The remarks come on the heels of Trump stating that he’ll be slashing aid to Central America.

“Honduras, Guatemala and El Salvador are doing nothing for the United States but taking our money,” Trump tweeted Friday. “Word is that a new Caravan is forming in Honduras and they are doing nothing about it. We will be cutting off all aid to these 3 countries - taking advantage of U.S. for years!”

“This Week" co-anchor Martha Raddatz asked McAleenan what would happen if aid was cut off, as the President said he’d do.

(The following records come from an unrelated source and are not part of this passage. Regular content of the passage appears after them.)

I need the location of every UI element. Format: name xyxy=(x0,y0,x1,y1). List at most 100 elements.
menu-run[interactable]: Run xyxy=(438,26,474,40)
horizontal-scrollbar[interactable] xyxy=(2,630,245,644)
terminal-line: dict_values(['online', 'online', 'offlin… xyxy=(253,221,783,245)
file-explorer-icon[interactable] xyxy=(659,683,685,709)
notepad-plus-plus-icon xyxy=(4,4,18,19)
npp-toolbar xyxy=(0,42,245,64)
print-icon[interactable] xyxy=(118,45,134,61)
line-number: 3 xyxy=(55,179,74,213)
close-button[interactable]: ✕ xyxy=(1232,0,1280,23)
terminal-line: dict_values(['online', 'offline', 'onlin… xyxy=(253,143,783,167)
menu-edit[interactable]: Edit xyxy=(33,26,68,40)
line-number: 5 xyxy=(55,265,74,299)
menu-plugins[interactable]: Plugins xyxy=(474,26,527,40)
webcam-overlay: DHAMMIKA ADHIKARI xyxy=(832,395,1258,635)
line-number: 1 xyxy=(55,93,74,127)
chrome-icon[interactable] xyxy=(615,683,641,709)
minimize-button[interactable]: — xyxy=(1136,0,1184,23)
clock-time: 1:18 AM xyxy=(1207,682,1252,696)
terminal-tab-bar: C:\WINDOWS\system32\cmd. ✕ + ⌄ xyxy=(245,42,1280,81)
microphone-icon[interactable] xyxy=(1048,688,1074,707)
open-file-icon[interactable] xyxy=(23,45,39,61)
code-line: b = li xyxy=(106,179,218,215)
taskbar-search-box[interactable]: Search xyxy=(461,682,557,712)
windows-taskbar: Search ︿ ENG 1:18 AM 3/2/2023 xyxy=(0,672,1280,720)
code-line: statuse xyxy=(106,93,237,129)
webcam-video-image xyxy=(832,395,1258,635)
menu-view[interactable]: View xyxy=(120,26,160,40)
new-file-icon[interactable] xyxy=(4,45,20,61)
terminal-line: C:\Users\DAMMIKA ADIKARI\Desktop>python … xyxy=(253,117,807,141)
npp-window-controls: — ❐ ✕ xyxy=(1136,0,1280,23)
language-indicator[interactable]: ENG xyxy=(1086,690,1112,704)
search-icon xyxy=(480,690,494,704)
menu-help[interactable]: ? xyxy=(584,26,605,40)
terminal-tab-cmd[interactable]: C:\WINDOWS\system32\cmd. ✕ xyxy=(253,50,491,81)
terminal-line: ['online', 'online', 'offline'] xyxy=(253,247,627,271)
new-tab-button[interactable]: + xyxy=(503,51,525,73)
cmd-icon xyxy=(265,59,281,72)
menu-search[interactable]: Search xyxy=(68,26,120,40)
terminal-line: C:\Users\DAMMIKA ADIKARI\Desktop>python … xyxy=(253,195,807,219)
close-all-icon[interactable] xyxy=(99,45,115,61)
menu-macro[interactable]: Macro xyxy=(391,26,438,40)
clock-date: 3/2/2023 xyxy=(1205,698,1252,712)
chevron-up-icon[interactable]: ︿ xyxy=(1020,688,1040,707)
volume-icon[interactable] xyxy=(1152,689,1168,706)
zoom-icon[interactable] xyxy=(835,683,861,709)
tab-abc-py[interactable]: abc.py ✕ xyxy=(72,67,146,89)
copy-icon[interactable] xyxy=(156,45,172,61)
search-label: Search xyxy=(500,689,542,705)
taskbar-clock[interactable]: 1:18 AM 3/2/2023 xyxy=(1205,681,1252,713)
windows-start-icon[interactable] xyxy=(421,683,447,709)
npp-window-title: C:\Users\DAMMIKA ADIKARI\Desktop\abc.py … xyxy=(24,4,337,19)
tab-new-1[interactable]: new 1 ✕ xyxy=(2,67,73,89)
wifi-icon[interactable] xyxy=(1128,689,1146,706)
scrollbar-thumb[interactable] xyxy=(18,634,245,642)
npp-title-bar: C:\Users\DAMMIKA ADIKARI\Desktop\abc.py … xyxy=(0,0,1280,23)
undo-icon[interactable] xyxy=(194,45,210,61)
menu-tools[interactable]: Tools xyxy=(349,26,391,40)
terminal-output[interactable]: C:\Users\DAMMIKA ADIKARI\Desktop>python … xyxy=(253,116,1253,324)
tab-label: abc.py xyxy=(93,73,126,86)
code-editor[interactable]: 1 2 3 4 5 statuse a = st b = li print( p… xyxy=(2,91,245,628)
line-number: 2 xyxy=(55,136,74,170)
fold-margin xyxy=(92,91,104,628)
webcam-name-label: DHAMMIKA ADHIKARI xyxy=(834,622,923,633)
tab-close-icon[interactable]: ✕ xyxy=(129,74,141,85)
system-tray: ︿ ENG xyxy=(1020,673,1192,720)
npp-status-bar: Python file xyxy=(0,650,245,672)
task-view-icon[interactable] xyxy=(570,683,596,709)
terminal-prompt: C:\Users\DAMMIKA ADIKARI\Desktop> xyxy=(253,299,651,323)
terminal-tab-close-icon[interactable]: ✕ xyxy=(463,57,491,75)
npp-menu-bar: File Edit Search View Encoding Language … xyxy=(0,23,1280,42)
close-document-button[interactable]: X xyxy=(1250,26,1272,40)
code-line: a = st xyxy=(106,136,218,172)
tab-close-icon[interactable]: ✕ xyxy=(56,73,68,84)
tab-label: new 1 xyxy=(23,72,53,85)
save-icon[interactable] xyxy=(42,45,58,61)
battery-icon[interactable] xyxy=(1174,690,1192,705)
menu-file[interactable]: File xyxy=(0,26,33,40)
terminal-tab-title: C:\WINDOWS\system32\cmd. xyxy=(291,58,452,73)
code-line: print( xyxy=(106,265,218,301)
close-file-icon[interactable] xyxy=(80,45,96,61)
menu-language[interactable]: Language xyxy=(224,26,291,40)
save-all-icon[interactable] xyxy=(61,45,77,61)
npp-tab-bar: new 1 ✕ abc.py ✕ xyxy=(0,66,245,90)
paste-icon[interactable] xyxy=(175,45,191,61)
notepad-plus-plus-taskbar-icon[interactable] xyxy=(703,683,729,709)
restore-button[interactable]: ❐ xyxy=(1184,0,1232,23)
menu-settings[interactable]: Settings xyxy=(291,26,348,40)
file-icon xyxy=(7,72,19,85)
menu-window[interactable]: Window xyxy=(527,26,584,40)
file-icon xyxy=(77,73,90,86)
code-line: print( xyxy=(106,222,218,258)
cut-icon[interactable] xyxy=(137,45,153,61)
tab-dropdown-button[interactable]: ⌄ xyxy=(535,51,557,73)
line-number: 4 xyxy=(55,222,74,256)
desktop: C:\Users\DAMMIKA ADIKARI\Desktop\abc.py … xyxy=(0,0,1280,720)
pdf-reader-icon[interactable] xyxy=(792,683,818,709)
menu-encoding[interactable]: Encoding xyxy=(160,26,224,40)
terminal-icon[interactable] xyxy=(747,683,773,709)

“Let me go back to Honduras, El Salvador, Guatemala — you have traveled there, you talked about that aid package — if there wasn’t aid going there, if that aid was cut off, what would the result be, more problems?” she asked.

“The need is for an accountable partner on the part of the Guatemalan, Honduran and El Savadorian governments,” McAleenan said. “When we work together, with well-targeted programs and really targeting them at areas where we’re seeing migration like the Western Highlands of Guatemala where there’s a real poverty and hunger crisis — it’s one of the most food insecure regions in the hemisphere, huge rates of malnutrition.”

He added that the U.S. has “great programs there” to help relieve poverty and hunger, “but we need the government to step in and join us in that effort.”

McAleenan has been commissioner of Customs and Border Protection since January of 2017. Trump nominated him to permanently take the role in May of 2017, and his nomination was confirmed last March.